With complex functions like this, it’s better to require that callers are clear about their intentions. In Python 3, you can demand clarity by defining your functions with keyword-only arguments. These arguments can only be supplied by keyword, never by position.

Here, I redefine the safe_division function to accept keyword-only arguments. The * symbol in the argument list indicates the end of positional arguments and the beginning of keyword-only arguments.

def safe_division_c(number, divisor, *,
    # ...

Now, calling the function with positional arguments for the keyword arguments won’t work.

safe_division_c(1, 10**500, True, False)

TypeError: safe_division_c() takes 2 positional arguments but 4 were given

Keyword arguments and their default values work as expected.

safe_division_c(1, 0, ignore_zero_division=True)  # OK

    safe_division_c(1, 0)
except ZeroDivisionError:
    pass  # Expected

Keyword-Only Arguments in Python 2

Unfortunately, Python 2 doesn’t have explicit syntax for specifying keyword-only arguments like Python 3. But you can achieve the same behavior of raising TypeErrors for invalid function calls by using the ** operator in argument lists. The ** operator is similar to the * operator (see Item 18: “Reduce Visual Noise with Variable Positional Arguments”), except that instead of accepting a variable number of positional arguments, it accepts any number of keyword arguments, even when they’re not defined.

# Python 2
def print_args(*args, **kwargs):
    print 'Positional:', args
    print 'Keyword:   ', kwargs

print_args(1, 2, foo='bar', stuff='meep')

Positional: (1, 2)
Keyword:    {'foo': 'bar', 'stuff': 'meep'}

To make safe_division take keyword-only arguments in Python 2, you have the function accept **kwargs. Then you pop keyword arguments that you expect out of the kwargs dictionary, using the pop method’s second argument to specify the default value when the key is missing. Finally, you make sure there are no more keyword arguments left in kwargs to prevent callers from supplying arguments that are invalid.

# Python 2
def safe_division_d(number, divisor, **kwargs):
    ignore_overflow = kwargs.pop('ignore_overflow', False)
    ignore_zero_div = kwargs.pop('ignore_zero_division', False)
    if kwargs:
        raise TypeError('Unexpected **kwargs: %r' % kwargs)
    # ...

Now, you can call the function with or without keyword arguments.

safe_division_d(1, 10)
safe_division_d(1, 0, ignore_zero_division=True)
safe_division_d(1, 10**500, ignore_overflow=True)

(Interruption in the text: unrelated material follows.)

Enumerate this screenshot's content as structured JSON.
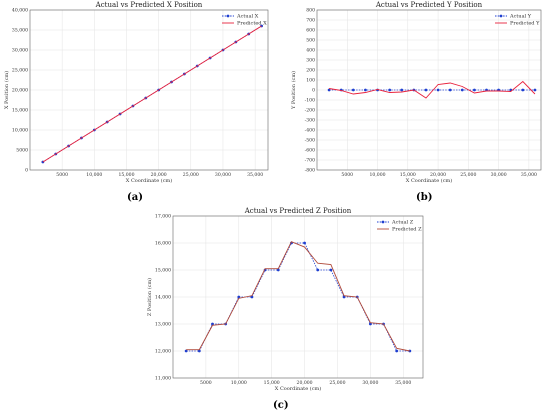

Trying to pass keyword-only arguments by position won’t work, just like in Python 3.

safe_division_d(1, 0, False, True)

TypeError: safe_division_d() takes 2 positional arguments but 4 were given

Trying to pass unexpected keyword arguments also won’t work.

safe_division_d(0, 0, unexpected=True)

TypeError: Unexpected **kwargs: {'unexpected': True}

Things to Remember

  • Keyword arguments make the intention of a function call more clear.
  • Use keyword-only arguments to force callers to supply keyword arguments for potentially confusing functions, especially those that accept multiple Boolean flags.
  • Python 3 supports explicit syntax for keyword-only arguments in functions.
  • Python 2 can emulate keyword-only arguments for functions by using **kwargs and manually raising TypeError exceptions.